I agree that it can't be compared directly.
↑ comment by Kaj_Sotala · 2015-02-05T07:28:23.216Z · LW(p) · GW(p)
Writing is often taught by showing examples of bad or mediocre writing and asking the students to critique and improve on it. Similarly, in writing workshops you learn by having others critique your work, but also by critiquing the work of others. This would suggest that these are at least partially the same skill: I know that on occasions when I've read someone else's text and pointed out things that could be improved in it, I afterwards end up also being more aware of those things when writing something of my own.
↑ comment by passive_fist · 2015-02-05T05:28:35.076Z · LW(p) · GW(p)
It's easy to make mistakes, so it's easy to find flaws in other people's work.
comment by Username · 2015-02-05T03:14:04.501Z · LW(p) · GW(p)
I'm sorry to be so blunt, but why do you keep posting to Main material that clearly belongs in Discussion even after having been told not to do so repeatedly in the past?
Replies from: JenniferRM, PhilGoetz↑ comment by JenniferRM · 2015-02-08T22:40:26.052Z · LW(p) · GW(p)
Troll tax gladly paid... (and there being a troll tax at all is something I wish were otherwise).

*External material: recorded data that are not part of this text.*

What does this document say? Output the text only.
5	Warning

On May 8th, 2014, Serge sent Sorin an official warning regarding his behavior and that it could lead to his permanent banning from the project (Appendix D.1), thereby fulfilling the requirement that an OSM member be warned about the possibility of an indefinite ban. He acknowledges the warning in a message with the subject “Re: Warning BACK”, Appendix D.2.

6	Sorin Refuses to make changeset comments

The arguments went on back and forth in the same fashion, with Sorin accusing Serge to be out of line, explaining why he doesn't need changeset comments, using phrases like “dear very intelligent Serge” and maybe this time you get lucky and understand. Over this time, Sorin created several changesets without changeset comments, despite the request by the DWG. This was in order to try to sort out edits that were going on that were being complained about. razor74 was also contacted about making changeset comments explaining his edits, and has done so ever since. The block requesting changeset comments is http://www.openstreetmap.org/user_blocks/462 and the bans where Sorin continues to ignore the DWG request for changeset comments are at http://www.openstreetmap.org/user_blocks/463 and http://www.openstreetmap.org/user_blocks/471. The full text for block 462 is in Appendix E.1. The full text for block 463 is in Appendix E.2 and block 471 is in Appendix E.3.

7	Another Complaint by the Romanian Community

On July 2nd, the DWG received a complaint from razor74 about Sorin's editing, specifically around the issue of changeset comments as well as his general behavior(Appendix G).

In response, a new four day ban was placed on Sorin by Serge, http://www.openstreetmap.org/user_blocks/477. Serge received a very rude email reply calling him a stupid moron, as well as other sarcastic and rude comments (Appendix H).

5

I wish Phil had more leeway. One reason my visits to LW have been decreasing is that it has few people saying actually interesting things and lots of people who just quibble with details. Phil is someone I recognize whose content I seek out based on his personal reputation with myself for saying insightful things grounded in deep experience. If he posted more and more regularly, treating Main more like his own personal blog, there is a non-trivial chance I'd come back more often just to read it.

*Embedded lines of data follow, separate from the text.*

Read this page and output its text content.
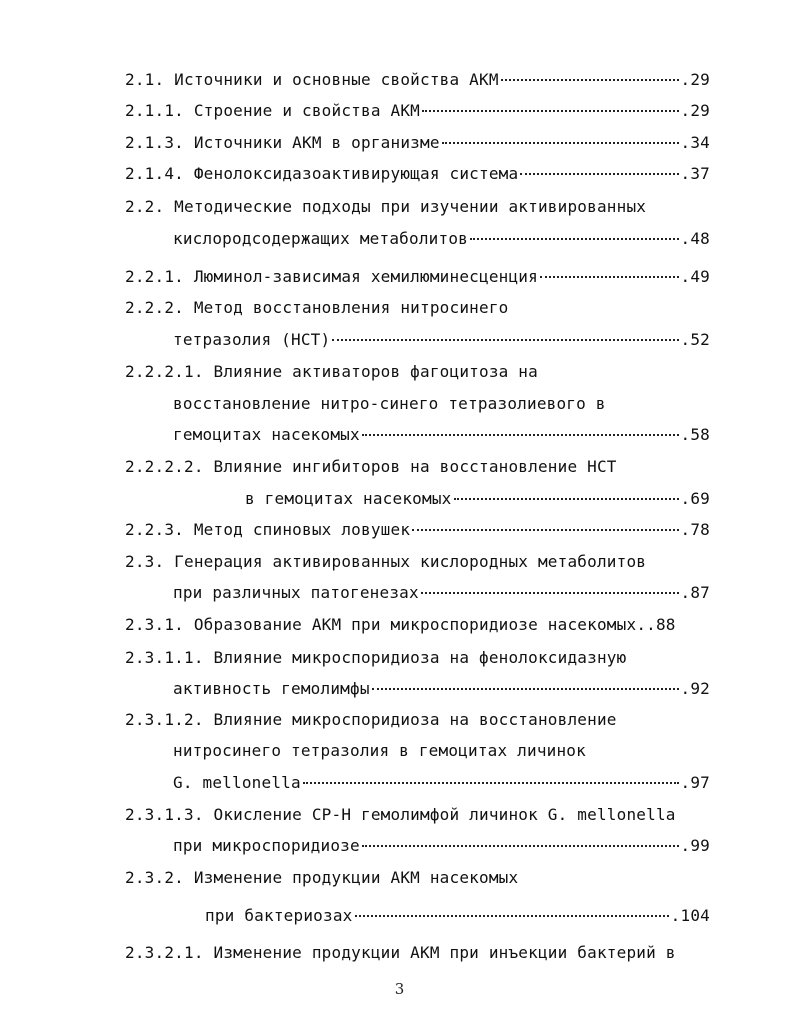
2.1. Источники и основные свойства АКМ	.29
2.1.1. Строение и свойства АКМ	.29
2.1.3. Источники АКМ в организме	.34
2.1.4. Фенолоксидазоактивирующая система	.37
2.2. Методические подходы при изучении активированных
кислородсодержащих метаболитов	.48
2.2.1. Люминол-зависимая хемилюминесценция	.49
2.2.2. Метод восстановления нитросинего
тетразолия (НСТ)	.52
2.2.2.1. Влияние активаторов фагоцитоза на
восстановление нитро-синего тетразолиевого в
гемоцитах насекомых	.58
2.2.2.2. Влияние ингибиторов на восстановление НСТ
в гемоцитах насекомых	.69
2.2.3. Метод спиновых ловушек	.78
2.3. Генерация активированных кислородных метаболитов
при различных патогенезах	.87
2.3.1. Образование АКМ при микроспоридиозе насекомых ..88
2.3.1.1. Влияние микроспоридиоза на фенолоксидазную
активность гемолимфы	.92
2.3.1.2. Влияние микроспоридиоза на восстановление
нитросинего тетразолия в гемоцитах личинок
G. mellonella	.97
2.3.1.3. Окисление СР-Н гемолимфой личинок G. mellonella
при микроспоридиозе	.99
2.3.2. Изменение продукции АКМ насекомых
при бактериозах	.104
2.3.2.1. Изменение продукции АКМ при инъекции бактерий в
3
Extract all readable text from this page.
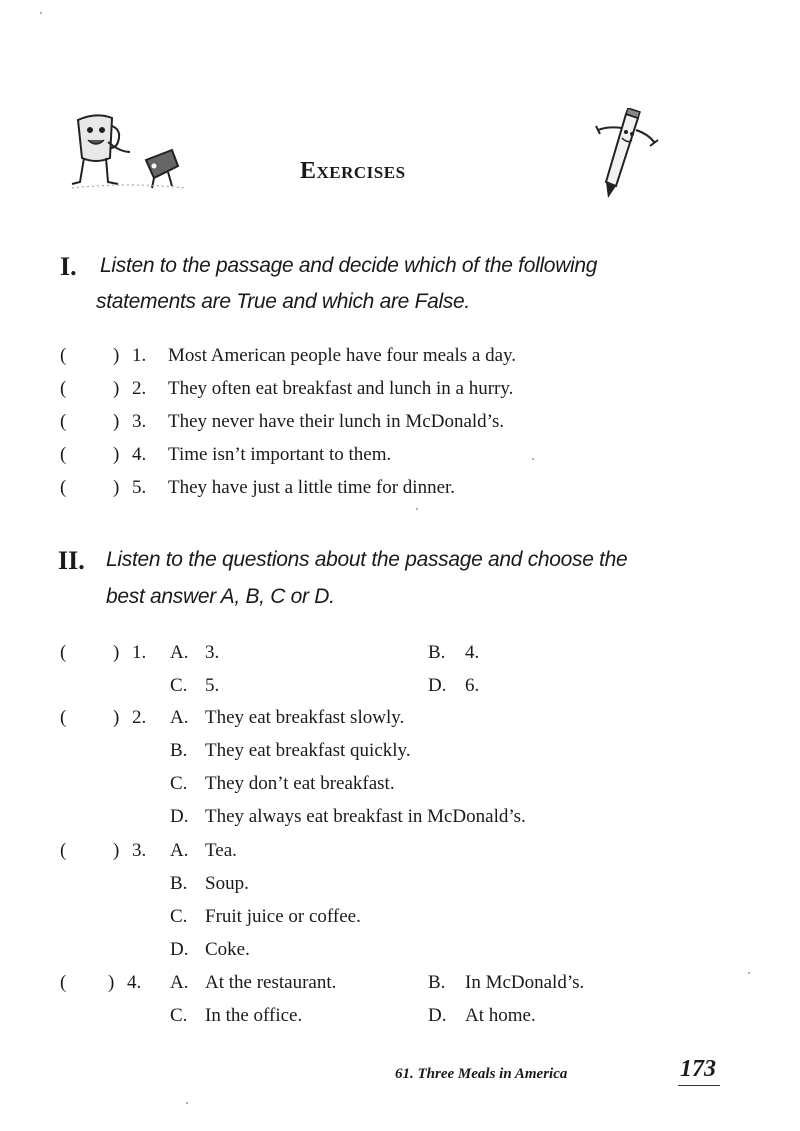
Exercises
I. Listen to the passage and decide which of the following
statements are True and which are False.
( ) 1. Most American people have four meals a day.
( ) 2. They often eat breakfast and lunch in a hurry.
( ) 3. They never have their lunch in McDonald’s.
( ) 4. Time isn’t important to them.
( ) 5. They have just a little time for dinner.
II. Listen to the questions about the passage and choose the
best answer A, B, C or D.
( ) 1. A. 3.	B. 4.
C. 5.	D. 6.
( ) 2. A. They eat breakfast slowly.
B. They eat breakfast quickly.
C. They don’t eat breakfast.
D. They always eat breakfast in McDonald’s.
( ) 3. A. Tea.
B. Soup.
C. Fruit juice or coffee.
D. Coke.
( ) 4. A. At the restaurant.	B. In McDonald’s.
C. In the office.	D. At home.
61. Three Meals in America	173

↑ comment by PhilGoetz · 2015-02-05T03:36:42.534Z · LW(p) · GW(p)
I did post this to Discussion. And, I'm sorry to be so blunt, but why do you expect me to take orders from someone named Username with a total karma of 720? I've been a significant contributor to this site, and you have not. Go police somebody else.
Replies from: TrE↑ comment by TrE · 2015-02-05T05:31:08.746Z · LW(p) · GW(p)

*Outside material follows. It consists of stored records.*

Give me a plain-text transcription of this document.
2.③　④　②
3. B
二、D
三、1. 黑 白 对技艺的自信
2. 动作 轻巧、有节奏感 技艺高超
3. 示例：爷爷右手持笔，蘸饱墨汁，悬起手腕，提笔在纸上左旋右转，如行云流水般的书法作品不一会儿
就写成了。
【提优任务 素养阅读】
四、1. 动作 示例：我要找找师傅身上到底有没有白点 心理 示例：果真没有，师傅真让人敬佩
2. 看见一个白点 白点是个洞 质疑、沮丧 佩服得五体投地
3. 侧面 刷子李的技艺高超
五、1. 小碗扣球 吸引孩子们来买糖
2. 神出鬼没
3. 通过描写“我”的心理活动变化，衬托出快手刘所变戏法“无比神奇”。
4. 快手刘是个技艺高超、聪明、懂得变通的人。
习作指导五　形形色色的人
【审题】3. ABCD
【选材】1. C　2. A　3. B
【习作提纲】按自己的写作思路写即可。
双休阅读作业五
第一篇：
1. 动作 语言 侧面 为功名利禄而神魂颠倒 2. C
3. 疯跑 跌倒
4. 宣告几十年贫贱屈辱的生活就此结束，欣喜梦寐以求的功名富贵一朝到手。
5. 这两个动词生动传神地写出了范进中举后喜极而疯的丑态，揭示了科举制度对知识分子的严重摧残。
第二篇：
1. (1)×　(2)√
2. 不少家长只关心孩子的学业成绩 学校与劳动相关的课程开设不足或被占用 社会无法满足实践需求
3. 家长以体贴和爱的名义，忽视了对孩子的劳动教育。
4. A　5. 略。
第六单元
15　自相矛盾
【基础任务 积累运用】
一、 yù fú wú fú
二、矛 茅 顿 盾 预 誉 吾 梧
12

(paying a karma toll for this)
The username "Username" with password "password" can be used by anyone wishing to stay anonymous.
Replies from: PhilGoetz↑ comment by PhilGoetz · 2015-02-05T08:10:58.415Z · LW(p) · GW(p)
I think that only makes it worse. But thanks. You could say that anonymous criticism benefits both parties by enabling criticism without causing a social rift. But you could also say it removes any penalty for making criticism, which incentivizes strategic harassment. And trying to enforce social norms seems especially to me to be something that shouldn't be done anonymously--norms should be enforced by people with some standing, to avoid unstable norms; and a person speaking out for a true group norm should feel less need to be anonymous.